How To Sleep Like The Dead
Drive. Drive for a long time, a long way, in a hurry. Do not, for any reason, get a hotel room. You can get out of the car to eat, stretch, or read, but it's the only place you should sleep for at least three days. And not much. Cover at least 700 miles each day.
Fret. Worry about any number of things. Worry if you should be going where you're going. Wonder if you should have called first, or taken care of something before you left. Think about places you could stop and try to mend a friendship, kindle an old spark with a potential lover who lives along the way. Worry if you will get back on time.
Eat. Truck stop food, Fast Food -- Flying J, McDonald's, Gas Station Pizza and hot dogs, Denny's. Subway when you must, fruit from a grocery store only when you can't stand it any longer.
Listen. Only to the radio -- there is rarely anything restoring on the radio.

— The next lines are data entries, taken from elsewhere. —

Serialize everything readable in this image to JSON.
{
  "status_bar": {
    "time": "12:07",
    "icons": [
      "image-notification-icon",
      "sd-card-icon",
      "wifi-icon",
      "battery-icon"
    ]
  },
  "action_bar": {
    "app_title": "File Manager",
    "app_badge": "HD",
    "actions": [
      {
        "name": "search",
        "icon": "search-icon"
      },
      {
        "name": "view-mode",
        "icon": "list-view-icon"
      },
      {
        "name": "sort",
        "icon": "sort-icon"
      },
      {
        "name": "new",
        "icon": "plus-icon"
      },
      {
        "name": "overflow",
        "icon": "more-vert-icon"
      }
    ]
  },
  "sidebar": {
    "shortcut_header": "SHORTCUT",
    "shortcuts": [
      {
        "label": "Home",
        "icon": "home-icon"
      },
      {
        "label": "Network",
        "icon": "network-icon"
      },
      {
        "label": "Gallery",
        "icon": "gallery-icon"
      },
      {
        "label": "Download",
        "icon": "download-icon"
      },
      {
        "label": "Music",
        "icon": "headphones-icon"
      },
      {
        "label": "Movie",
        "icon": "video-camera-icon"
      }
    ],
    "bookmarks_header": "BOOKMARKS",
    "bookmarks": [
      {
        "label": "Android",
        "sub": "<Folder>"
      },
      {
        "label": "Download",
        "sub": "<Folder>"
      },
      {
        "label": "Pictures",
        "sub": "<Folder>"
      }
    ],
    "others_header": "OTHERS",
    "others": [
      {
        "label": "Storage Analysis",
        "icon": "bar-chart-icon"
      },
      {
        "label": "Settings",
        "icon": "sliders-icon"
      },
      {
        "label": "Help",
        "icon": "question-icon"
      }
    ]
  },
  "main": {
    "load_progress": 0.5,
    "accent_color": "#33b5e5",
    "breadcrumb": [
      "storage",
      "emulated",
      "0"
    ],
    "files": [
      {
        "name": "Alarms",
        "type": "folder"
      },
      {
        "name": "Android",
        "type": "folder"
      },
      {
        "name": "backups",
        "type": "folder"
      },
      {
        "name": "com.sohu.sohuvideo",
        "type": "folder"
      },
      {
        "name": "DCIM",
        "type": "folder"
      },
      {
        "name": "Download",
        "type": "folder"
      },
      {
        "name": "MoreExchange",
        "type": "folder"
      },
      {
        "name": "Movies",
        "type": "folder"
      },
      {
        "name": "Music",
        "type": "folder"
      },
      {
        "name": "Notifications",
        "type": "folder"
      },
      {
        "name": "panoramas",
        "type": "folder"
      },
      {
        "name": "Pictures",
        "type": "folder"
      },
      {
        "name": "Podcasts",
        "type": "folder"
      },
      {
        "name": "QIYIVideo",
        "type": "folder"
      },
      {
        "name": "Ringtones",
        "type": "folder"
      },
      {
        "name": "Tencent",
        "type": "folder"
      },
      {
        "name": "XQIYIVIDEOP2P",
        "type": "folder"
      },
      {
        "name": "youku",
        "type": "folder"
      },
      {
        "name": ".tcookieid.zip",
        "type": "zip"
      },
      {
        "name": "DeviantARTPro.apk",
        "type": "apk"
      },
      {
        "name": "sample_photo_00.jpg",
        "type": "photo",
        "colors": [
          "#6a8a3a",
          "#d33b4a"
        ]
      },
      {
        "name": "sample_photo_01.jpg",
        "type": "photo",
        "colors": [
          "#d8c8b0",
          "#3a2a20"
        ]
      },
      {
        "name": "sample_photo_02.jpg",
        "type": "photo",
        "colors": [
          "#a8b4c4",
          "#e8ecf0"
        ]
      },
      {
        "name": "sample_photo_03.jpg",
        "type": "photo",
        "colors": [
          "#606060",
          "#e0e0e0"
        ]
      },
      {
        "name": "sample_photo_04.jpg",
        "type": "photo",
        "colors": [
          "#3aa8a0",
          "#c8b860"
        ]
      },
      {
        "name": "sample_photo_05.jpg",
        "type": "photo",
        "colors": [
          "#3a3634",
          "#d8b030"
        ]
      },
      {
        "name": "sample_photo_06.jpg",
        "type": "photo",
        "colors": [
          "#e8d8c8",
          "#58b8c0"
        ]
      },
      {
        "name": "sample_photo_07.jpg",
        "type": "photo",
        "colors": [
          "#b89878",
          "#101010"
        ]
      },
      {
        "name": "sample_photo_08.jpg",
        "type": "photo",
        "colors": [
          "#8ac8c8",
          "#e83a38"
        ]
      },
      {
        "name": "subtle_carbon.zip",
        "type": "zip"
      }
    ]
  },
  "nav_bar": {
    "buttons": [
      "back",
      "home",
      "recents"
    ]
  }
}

Tread the AM dial like an insomniac walking the halls, late at night, all the way across the middle of America.
Come back. Come back for a funeral, thinking about how life is spent, about people missing from it, about the time we all have left, and on how you learned while you drove that even with any amount of willpower and a heavy foot, it still takes time to get anywhere.
Lay down. Find your bed after a long, late night, empty of sleep except for two hours at a rest stop on the state border. Close your eyes, wait a few moments, and then pitch into darkness. Wait until your body and brain are again hungry for the light.